Kommentar:
Die Türkei braucht Zeit
Europa macht viele Fehler im Verhältnis zu Ankara
Ist das nicht schön, dass die Türken so gute Freunde haben wie David Cameron? Verbündete, die viel netter sind als die Deutschen, die ständig betonen, dass die Türkei noch nicht reif sei für einen EU-Beitritt, und von denen viele nur eine privilegierte Partnerschaft anbieten anstelle einer vollwertigen Aufnahme in den Club?
Der britische Premier, der Stunden vor dem deutschen Außenminister Westerwelle (siehe Seite 4) seine Aufwartung am Bosporus machte, hatte sich ins Zeug gelegt und für einen türkischen EU-Beitritt geworben. »Dies ist eine Sache, in der ich sehr leidenschaftliche Gefühle hege«, sagte Cameron. Spätestens da hätten die türkischen Gastgeber stutzig werden müssen.
Leidenschaftlich sind die Briten in europäischen Dingen selten, zumindest nicht, wenn es um eine Vertiefung des europäischen Gedankens geht. In den vergangenen Jahren sind sie auf der Brüsseler Bühne nie als Aktivposten aufgefallen. Auch die Beziehungen des Königreichs zur Türkei sind deutlich weniger intensiv als die der Deutschen.
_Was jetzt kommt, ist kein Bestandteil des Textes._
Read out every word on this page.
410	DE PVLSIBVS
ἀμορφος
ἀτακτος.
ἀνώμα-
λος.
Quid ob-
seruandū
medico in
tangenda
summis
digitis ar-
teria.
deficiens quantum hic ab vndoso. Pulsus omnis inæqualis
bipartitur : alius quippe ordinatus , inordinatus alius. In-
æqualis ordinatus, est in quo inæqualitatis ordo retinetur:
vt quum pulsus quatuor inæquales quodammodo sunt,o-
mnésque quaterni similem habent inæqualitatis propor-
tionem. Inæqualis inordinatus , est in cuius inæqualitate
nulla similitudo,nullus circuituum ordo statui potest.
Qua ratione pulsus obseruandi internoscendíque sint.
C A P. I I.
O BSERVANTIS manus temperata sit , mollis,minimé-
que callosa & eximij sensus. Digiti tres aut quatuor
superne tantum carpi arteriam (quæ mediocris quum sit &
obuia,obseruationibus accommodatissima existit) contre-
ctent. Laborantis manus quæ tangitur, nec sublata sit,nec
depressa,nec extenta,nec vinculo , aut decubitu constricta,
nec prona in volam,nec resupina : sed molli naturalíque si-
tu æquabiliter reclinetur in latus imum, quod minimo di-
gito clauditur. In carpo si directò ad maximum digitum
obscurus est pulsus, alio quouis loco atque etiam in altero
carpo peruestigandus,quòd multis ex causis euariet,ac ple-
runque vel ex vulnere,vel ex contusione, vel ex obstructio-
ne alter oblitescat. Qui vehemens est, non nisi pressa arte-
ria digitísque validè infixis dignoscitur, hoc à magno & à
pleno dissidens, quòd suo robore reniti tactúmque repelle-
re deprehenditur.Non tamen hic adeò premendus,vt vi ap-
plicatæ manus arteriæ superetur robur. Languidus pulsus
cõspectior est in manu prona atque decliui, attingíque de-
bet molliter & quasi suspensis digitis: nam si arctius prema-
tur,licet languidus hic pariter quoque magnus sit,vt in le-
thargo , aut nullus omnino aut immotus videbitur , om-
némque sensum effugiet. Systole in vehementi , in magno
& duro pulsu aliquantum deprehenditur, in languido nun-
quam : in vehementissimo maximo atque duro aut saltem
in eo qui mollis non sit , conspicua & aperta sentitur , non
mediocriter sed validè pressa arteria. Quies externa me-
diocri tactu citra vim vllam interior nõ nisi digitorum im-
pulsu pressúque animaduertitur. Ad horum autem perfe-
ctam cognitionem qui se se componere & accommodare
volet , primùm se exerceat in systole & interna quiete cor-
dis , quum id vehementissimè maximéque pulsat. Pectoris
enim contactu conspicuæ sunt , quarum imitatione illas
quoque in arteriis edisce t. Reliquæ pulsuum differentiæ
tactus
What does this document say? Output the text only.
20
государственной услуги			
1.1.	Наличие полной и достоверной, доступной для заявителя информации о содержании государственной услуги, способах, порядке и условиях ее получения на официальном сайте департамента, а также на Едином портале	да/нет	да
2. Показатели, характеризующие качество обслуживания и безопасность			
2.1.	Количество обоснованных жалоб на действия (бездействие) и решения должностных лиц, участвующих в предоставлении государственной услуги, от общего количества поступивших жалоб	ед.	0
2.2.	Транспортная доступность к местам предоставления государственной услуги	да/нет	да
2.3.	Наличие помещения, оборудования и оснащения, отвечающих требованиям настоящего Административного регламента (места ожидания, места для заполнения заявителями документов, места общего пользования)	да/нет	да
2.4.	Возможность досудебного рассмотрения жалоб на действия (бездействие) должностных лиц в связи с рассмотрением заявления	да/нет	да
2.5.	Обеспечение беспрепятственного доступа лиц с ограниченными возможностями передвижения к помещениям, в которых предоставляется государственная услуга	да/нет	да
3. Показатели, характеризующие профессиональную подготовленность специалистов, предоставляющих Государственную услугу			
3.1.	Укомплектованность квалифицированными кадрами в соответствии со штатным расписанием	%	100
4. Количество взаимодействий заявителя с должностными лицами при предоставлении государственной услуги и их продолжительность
Warum also wirbt London so vehement für eine Aufnahme Ankaras in den europäischen Club?
Die EU blockieren
Die Antwort ist einfach: Ein Beitritt der Türkei würde die EU noch mehr lähmen, als dies jetzt schon der Fall ist. Und genau das ist es, was die britische Regierung im Schilde führt – ganz unabhängig davon, ob gerade die Tories oder Labour den Premier stellen.
Das verhält sich ganz ähnlich wie bei den Amerikanern, die ungefragt immer wieder anmahnen, die EU müsse doch endlich die Türkei in ihren Kreis aufnehmen. Auch Washington hat nur global-strategische Interessen im Blick. Die Türkei soll noch stärker als bisher als Brückenkopf zwischen islamischer und westlicher Welt dienen. Dass die EU von einer Aufnahme der Türkei derzeit heillos überfordert wäre, wird billigend in Kauf genommen, wenn nicht gar gewünscht.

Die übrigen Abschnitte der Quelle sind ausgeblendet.